Die erste Katastrophe ereilte die Region am 15. Januar 1905, als hier bereits ein für die damalige Zeit reger Tourismus herrschte. Dampfschiffe beförderten Gäste über den Lovatnet. Es war die perfekte Idylle und es wäre damals sicherlich genauso idyllisch weitergegangen, wenn … Tja, wenn da nicht diese unvorstellbaren 870.000 Tonnen Felsgestein gewesen wären, die sich von der Flanke des Ramnefjell gelöst hätten und in den See gestürzt wären. Eigentlich war es nur ein Felsbrocken, der sich in rund 500 Metern Höhe löste. Doch er riss jede Menge Geröll mit in die Tiefe. Über 60 Tote waren in den beiden in Ufernähe befindlichen Dörfern Nesdal und Bødal zu beklagen. Eines der den See befahrenden, aber im Januar im "Winterschlaf" befindlichen Dampfschiffe, die "Lodalen", wurde von einer gewaltigen, rund 40 Meter hohen Flutwelle 350 Meter weiter aufs Land geschleudert, wo es später auch liegengelassen wurde.
Und, als wäre diese Naturkatastrophe nicht schon schlimm genug gewesen, sollte es noch schlimmer kommen … Viel schlimmer … Und eigentlich jenseits menschlicher Vorstellungskraft. Die Gegend hatte sich langsam von den Erlebnissen des beginnenden 20. Jahrhunderts erholt, meldete sich "Ramnefjell" 31 Jahre später erneut. Der Berg gab keine Ruhe und entschloss sich, am 13. September 1936 einen weiteren Teil Gestein abzustoßen.

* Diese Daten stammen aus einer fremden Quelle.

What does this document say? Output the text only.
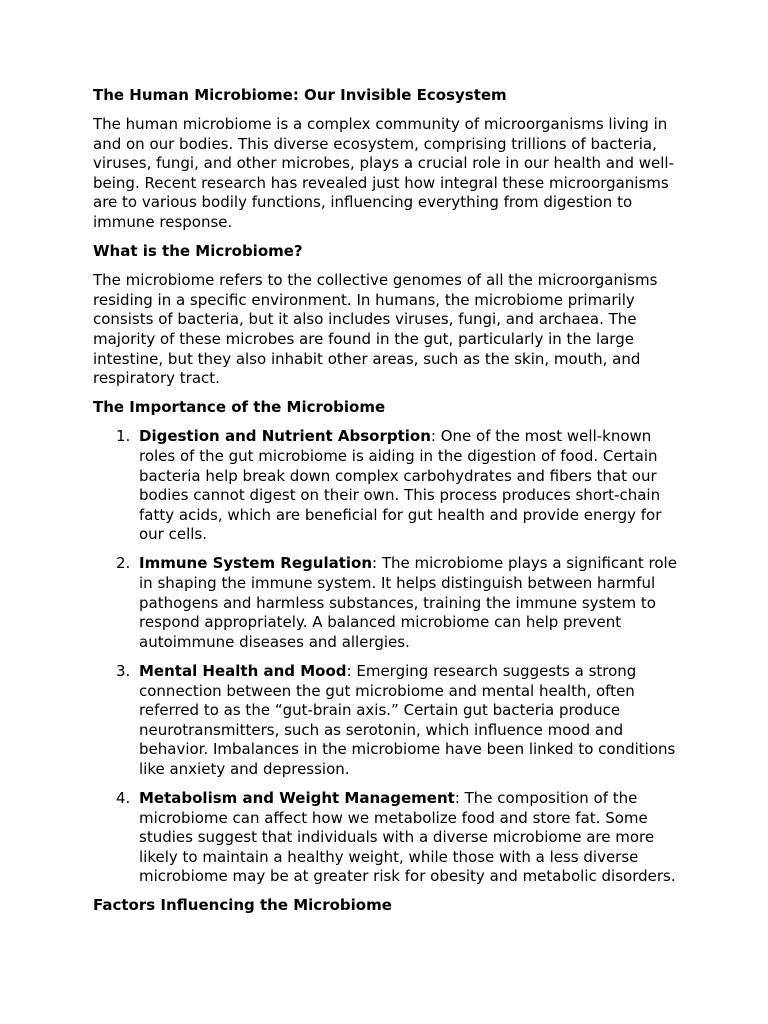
The Human Microbiome: Our Invisible Ecosystem

The human microbiome is a complex community of microorganisms living in and on our bodies. This diverse ecosystem, comprising trillions of bacteria, viruses, fungi, and other microbes, plays a crucial role in our health and well-being. Recent research has revealed just how integral these microorganisms are to various bodily functions, influencing everything from digestion to immune response.

What is the Microbiome?

The microbiome refers to the collective genomes of all the microorganisms residing in a specific environment. In humans, the microbiome primarily consists of bacteria, but it also includes viruses, fungi, and archaea. The majority of these microbes are found in the gut, particularly in the large intestine, but they also inhabit other areas, such as the skin, mouth, and respiratory tract.

The Importance of the Microbiome
1. Digestion and Nutrient Absorption: One of the most well-known roles of the gut microbiome is aiding in the digestion of food. Certain bacteria help break down complex carbohydrates and fibers that our bodies cannot digest on their own. This process produces short-chain fatty acids, which are beneficial for gut health and provide energy for our cells.
2. Immune System Regulation: The microbiome plays a significant role in shaping the immune system. It helps distinguish between harmful pathogens and harmless substances, training the immune system to respond appropriately. A balanced microbiome can help prevent autoimmune diseases and allergies.
3. Mental Health and Mood: Emerging research suggests a strong connection between the gut microbiome and mental health, often referred to as the “gut-brain axis.” Certain gut bacteria produce neurotransmitters, such as serotonin, which influence mood and behavior. Imbalances in the microbiome have been linked to conditions like anxiety and depression.
4. Metabolism and Weight Management: The composition of the microbiome can affect how we metabolize food and store fat. Some studies suggest that individuals with a diverse microbiome are more likely to maintain a healthy weight, while those with a less diverse microbiome may be at greater risk for obesity and metabolic disorders.
Factors Influencing the Microbiome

War die Menge des Jahres 1905 schon schwer fassbar gewesen, so ist diese Katastrophe noch schwerer vorstellbar. Über eine Million Kubikmeter Gestein löste sich dieses Mal in rund 800 Metern Höhe, stürzte zu Tal, teilte den Lovatnet endgültig in zwei Teile und ließ den folgenden Tsunami rasend schnell auf eine Höhe von 72 Metern anwachsen. Erneut traf es Nesdal und Bødal, wo 74 Menschen ihr Leben verloren. Das Wrack des Dampfschiffs "Lodalen" wurde erneut fortgerissen und fand rund 50 Meter über (!) dem See sein endgültiges Grab.
Und genau im "Epizentrum" dieser damaligen unfassbaren Naturkatastrophen befinden wir uns jetzt … Der Berg wird seit den letzten Jahrzehnten genauestens überwacht und vermessen. Die "Katastrophe des Lodalen", die größte Naturkatastrophe, die Norwegen jemals ereilte, kann sich jederzeit wiederholen. Wann es soweit sein könnte?! Keiner weiß es. Was bleibt, ist ein etwas mulmiges Gefühl. Denn sollte es genau jetzt soweit sein, braucht man über Flucht nicht mal mehr im Ansatz nachzudenken.

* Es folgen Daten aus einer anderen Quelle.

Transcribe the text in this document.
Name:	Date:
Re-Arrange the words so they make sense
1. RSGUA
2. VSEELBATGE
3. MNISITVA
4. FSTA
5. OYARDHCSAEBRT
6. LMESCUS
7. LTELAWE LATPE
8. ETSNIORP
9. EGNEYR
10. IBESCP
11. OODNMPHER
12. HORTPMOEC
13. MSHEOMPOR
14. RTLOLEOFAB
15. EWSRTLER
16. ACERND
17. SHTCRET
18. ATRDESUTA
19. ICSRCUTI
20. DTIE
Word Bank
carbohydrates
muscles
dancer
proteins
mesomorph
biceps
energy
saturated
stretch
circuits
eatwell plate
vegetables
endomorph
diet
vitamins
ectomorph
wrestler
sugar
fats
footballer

Die "Narbe" des Ramnefjell …
Rund 1.500 Meter hoch ist dieser Berg, der vor nunmehr über 110 Jahren zum "Schicksalsberg" wurde. Die "Narbe" in Form dieser großen hellen, unbewachsenen Fläche an seiner Flanke zeugt von den gewaltigen Gesteinsmassen, die von hier aus zu Tal und in den Lovatnet stürzten.
Noch etwas versteckt ist links der Utigardsfossen zu sehen. Rund 1.100 Meter tost er am Felsmassiv Ramnefjell in die Tiefe. Dieser Wasserfall ist der elfthöchste Wasserfall der Welt.
Die heutige Idylle im einstigen Katastrophengebiet … Schön, aber trügerisch … denn die Gewalt der Natur meldet sich vielleicht eines Tages zurück …
Der Utigardsfossen und die ganze Dimension der Felsstürze - aus dieser Perspektive noch besser erkennbar:
"Der Wassermann vom Utigardsfossen" - Diese Rinnsale ähneln doch sehr einem Menschen mit in die Hüfte gestütztem linkem Arm, oder?! Mit etwas Fantasie kann man so Einiges entdecken.
Langsam nähern wir uns unserem Ziel, umgeben von hohen Felsmassiven, die immer wieder vom blauen Eis bedeckt sind.
Meint ihr nicht auch, auf diesem Foto einen Steintroll mit weit aufgerissenem Mund (oder Maul?! ) erkennen zu können?!